More car booster seats for children are getting top safety ratings. But the insurance organization that evaluates the seats every year warns that over half of the models it examined aren’t suitable for all kids, and some should be avoided altogether.
The ratings, from the Insurance Institute for Highway Safety, designated 31 of the 83 booster seats it examined as “best bets.” That means they correctly position a vehicle’s safety belt on a typical child in the 4 to 8 age range — the kids for whom boosters are designed — in almost any car, minivan or SUV.
In other cases, however, the boosters don’t consistently provide a good fit for all kids in all vehicles. As Forbes noted, the institute advised parents to make sure a lap belt lies flat across a child’s upper thighs, not higher up on the abdomen. The shoulder belt should fit snugly across the middle of the child’s shoulder, not off the shoulder or on the neck.
At the bottom of the rankings were six boosters designated “not recommended”: Evenflo Chase, Evenflo Express, Evenflo Generations 65, Evenflo Sightseer, Safety 1st All-in-One and Safety 1st Alpha Omega Elite.
But as The Washington Post reports, the products generally have improved. When the insurance institute first started rating them in 2008, only 10 received “Best Bets” grades.
“Just four years into our ratings program, parents have a wide variety of top-rated seats to choose from,” Anne McCartt, the institute’s senior vice president for research, said in a statement. “Still, boosters that don’t consistently provide good belt fit outnumber the ones that do, so consumers need to keep paying attention to the issue.”

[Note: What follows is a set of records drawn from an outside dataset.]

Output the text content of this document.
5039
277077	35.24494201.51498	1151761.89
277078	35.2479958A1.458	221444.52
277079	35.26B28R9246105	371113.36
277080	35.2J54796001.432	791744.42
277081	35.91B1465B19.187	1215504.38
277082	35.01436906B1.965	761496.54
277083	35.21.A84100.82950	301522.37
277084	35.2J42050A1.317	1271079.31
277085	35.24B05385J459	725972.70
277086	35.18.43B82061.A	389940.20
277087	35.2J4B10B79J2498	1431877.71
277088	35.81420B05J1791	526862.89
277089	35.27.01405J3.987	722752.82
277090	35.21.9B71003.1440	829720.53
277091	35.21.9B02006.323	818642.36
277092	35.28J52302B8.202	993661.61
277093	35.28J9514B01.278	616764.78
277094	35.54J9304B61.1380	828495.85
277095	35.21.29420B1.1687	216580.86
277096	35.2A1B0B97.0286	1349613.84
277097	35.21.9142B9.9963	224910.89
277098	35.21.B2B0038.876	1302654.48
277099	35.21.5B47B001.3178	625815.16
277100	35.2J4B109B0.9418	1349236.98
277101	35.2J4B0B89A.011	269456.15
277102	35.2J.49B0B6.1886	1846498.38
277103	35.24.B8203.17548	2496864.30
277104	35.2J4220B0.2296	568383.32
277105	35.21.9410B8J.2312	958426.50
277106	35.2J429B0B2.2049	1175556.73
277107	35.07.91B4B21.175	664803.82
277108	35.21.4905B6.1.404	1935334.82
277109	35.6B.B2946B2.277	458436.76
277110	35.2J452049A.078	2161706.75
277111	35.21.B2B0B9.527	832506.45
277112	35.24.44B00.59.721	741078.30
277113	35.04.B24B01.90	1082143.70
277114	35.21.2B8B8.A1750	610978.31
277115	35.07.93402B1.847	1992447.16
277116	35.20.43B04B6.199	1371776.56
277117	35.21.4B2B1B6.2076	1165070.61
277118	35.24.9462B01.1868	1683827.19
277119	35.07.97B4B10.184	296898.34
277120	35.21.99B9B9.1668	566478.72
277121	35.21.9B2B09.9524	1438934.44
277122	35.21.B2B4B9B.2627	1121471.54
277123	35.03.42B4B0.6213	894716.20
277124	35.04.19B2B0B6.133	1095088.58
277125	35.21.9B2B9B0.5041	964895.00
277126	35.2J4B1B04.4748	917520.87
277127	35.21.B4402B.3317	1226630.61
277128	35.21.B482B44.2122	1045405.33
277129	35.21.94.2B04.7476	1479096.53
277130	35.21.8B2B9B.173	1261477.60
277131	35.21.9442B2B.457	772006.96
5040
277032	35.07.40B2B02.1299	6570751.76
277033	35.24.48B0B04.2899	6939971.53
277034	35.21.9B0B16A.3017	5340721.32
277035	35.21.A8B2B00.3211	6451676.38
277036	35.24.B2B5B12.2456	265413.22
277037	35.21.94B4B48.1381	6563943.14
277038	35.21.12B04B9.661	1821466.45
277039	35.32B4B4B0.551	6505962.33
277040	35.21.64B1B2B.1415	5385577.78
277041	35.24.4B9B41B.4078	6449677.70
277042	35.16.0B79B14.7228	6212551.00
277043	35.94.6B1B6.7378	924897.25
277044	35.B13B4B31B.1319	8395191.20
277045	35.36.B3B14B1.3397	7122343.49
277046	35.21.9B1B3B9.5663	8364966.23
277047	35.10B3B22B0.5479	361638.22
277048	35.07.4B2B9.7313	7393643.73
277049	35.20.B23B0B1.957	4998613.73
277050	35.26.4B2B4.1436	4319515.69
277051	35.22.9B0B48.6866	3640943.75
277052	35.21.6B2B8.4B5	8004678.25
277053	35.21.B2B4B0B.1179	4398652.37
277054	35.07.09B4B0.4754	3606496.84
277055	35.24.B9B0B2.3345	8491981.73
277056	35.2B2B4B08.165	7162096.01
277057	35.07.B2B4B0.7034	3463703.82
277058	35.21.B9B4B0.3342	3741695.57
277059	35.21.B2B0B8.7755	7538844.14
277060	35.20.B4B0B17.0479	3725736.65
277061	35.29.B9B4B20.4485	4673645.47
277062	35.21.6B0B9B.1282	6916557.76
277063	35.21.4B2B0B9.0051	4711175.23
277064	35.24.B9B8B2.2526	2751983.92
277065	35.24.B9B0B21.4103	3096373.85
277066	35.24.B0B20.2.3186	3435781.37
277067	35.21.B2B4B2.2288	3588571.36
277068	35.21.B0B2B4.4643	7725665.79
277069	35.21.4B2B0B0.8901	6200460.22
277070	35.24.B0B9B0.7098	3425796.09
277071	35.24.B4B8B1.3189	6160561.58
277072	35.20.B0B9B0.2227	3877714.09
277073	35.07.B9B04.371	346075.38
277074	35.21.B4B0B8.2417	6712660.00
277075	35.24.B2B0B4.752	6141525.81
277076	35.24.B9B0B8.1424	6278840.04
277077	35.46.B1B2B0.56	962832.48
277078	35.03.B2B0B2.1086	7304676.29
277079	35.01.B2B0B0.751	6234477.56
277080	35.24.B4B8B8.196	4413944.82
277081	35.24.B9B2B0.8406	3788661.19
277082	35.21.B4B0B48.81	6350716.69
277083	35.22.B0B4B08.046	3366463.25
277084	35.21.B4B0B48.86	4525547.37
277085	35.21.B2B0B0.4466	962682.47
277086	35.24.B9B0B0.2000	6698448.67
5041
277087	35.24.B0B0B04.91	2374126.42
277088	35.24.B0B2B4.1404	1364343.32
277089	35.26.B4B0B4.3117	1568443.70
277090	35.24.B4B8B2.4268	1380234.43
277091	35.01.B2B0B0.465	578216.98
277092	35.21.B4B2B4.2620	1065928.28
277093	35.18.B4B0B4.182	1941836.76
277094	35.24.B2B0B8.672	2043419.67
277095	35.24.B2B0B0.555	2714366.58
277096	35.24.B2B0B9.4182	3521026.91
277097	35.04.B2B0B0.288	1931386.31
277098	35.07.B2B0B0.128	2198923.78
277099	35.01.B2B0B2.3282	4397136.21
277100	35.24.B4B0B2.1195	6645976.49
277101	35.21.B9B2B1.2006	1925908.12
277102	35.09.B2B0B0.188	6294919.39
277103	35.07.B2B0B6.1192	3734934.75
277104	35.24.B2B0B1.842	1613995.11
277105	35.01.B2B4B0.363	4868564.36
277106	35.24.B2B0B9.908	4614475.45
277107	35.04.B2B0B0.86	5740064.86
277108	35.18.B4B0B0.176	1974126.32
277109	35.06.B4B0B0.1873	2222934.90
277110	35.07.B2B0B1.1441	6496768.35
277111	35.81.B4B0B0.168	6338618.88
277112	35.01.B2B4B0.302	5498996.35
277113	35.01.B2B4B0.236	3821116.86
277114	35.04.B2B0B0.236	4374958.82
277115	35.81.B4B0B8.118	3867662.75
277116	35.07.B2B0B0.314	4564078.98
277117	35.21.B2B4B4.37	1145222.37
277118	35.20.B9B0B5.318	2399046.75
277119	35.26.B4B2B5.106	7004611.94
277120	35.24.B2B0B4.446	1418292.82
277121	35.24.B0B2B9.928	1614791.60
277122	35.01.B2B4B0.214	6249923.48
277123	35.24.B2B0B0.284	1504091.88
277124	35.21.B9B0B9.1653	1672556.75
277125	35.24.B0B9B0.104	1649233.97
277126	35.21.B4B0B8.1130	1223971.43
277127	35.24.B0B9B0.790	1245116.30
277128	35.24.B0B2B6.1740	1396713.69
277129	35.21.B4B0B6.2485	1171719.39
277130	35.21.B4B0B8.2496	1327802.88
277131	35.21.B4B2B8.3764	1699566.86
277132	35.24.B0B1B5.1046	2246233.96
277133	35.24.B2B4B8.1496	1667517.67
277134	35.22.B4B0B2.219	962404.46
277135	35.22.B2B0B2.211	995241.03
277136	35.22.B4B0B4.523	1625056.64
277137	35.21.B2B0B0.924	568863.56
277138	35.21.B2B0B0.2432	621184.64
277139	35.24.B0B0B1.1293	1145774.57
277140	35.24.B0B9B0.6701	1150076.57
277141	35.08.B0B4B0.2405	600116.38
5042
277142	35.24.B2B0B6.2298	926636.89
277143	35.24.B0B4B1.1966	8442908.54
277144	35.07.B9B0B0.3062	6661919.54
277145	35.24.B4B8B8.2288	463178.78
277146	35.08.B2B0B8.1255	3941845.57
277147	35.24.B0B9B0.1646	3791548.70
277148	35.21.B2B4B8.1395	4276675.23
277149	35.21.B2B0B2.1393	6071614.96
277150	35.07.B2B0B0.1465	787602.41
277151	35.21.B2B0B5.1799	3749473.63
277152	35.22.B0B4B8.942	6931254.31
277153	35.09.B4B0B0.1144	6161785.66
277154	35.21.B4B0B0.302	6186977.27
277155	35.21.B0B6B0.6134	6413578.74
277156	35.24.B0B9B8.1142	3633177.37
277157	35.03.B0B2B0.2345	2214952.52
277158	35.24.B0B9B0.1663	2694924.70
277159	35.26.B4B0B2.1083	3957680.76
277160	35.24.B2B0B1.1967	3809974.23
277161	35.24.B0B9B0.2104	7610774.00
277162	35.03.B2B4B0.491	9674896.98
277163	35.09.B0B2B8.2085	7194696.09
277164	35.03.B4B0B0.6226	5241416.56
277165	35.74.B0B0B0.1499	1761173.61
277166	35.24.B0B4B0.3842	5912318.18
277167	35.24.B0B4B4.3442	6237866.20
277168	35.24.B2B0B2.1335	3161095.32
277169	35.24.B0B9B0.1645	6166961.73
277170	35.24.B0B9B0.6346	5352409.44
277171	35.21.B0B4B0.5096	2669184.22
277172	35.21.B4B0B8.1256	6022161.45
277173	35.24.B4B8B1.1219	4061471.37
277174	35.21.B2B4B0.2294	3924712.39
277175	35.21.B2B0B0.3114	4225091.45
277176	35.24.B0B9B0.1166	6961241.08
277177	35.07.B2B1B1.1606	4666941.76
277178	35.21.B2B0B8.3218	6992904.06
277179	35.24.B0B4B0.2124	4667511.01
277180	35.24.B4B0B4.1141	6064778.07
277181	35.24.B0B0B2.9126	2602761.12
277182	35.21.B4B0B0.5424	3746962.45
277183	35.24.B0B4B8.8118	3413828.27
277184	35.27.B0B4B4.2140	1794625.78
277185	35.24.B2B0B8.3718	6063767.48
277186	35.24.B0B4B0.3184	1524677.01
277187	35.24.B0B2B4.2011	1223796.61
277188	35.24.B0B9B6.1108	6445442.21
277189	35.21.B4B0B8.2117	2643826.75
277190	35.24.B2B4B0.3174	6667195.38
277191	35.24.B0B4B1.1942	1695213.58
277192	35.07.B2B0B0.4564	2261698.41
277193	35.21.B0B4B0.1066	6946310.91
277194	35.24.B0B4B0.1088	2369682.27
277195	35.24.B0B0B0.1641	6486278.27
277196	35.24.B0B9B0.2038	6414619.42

In a separate highway safety development, the National Transportation Safety Board on Wednesday called on Kentucky and other states to amend laws to require that seat belts be worn by people riding in 15-passenger vans.
As The Associated Press reports, the safety board made that recommendation while issuing its final written report on a crash of a truck and a passenger van last year that killed 11 people on a Kentucky highway. In Kentucky, the current seat belt requirement covers only vehicles designed to carry 10 or fewer people.
In connection with its investigation into the crash, the safety board previously made the ground-breaking recommendation that truckers and bus drivers be barred from using cellphones — either handheld or hands-free devices — while operating their vehicles.